The Sacramento County Board of Supervisors held off on a development plan for a 4,000-acre nature preserve just north of Rancho Murieta because of concerns about traffic.
Some neighbors of the Deer Creek Hills Preserve are worried about the possibility of closing Latrobe Road, which leads into the property. Some neighbors are also worried about hikers, equestrians and other park users disturbing their property, despite the park's 300-foot buffer zone.
The board was asked Tuesday to approve the master plan for the property owned by the county, the state and the Sacramento Valley Conservancy, a nonprofit organization that manages the property.
Government agencies and the conservancy bought the property nearly 10 years ago for more than $11 million. The conservancy has been operating the preserve for several years, allowing the public to use it for hiking, horse riding and mountain biking.
County officials call the land pristine, with rolling hills and oak forests. Cattle have grazed the land for years and continue to do so under an agreement with a rancher who helps fund management of the preserve.
The conservancy allows visitors only when volunteers are able to accompany them. About 1,300 people have used the preserve this year.

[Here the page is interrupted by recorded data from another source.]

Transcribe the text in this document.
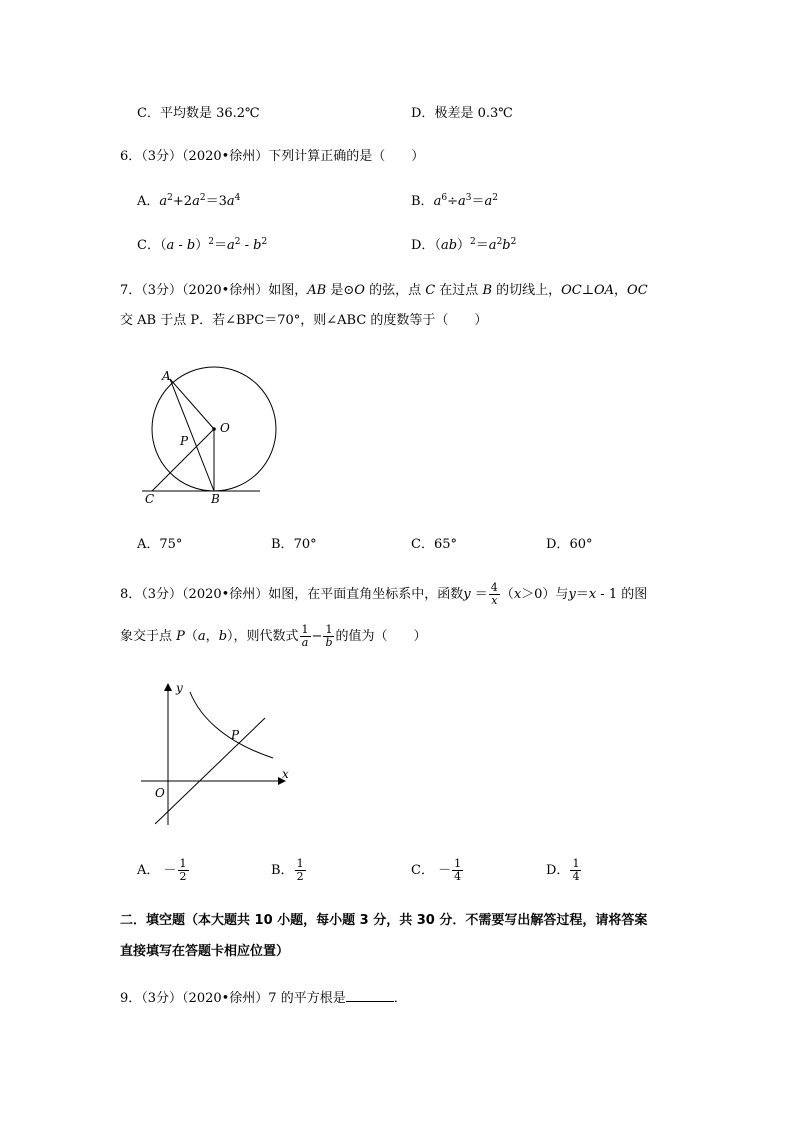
C．平均数是 36.2℃	D．极差是 0.3℃
6．（3分）（2020•徐州）下列计算正确的是（　　）
A．$a^2+2a^2=3a^4$	B．$a^6\div a^3=a^2$
C．$(a - b)^2=a^2 - b^2$	D．$(ab)^2=a^2b^2$
7．（3分）（2020•徐州）如图，AB 是⊙O 的弦，点 C 在过点 B 的切线上，OC⊥OA，OC
交 AB 于点 P．若∠BPC＝70°，则∠ABC 的度数等于（　　）
A
O
P
C	B
A．75°	B．70°	C．65°	D．60°
8．（3分）（2020•徐州）如图，在平面直角坐标系中，函数$y = \frac{4}{x} (x>0)$与y＝x - 1 的图
象交于点 P（a，b），则代数式 $\frac{1}{a} - \frac{1}{b}$ 的值为（　　）
y
x
O
P
A． － $\frac{1}{2}$	B． $\frac{1}{2}$	C． － $\frac{1}{4}$	D． $\frac{1}{4}$
二．填空题（本大题共 10 小题，每小题 3 分，共 30 分．不需要写出解答过程，请将答案
直接填写在答题卡相应位置）
9．（3分）（2020•徐州）7 的平方根是	．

The conservancy's executive director, Aimee Rutledge, said she would like more people to be able to use the preserve.
The master plan calls for more trails, along with picnic and camping facilities.
Supervisor Don Nottoli cited opposition to the possibility of closing part of Latrobe Road, including complaints about the proposal from the Consumes Community Planning Advisory Committee.
The master plan says road closure is only a possibility in the future.
Rutledge said it might need to be considered because a lot of people drive into the preserve and leave trash, shoot guns and create other problems.
"Pretty much everything but dead bodies has been dumped up there," she said.
County officials will meet with Rutledge to address how any future proposal to close Latrobe Road might be addressed, as well as how to address any future complaints that neighbors might have about activity on the preserve. Supervisors expect to take up the issue again Oct. 25.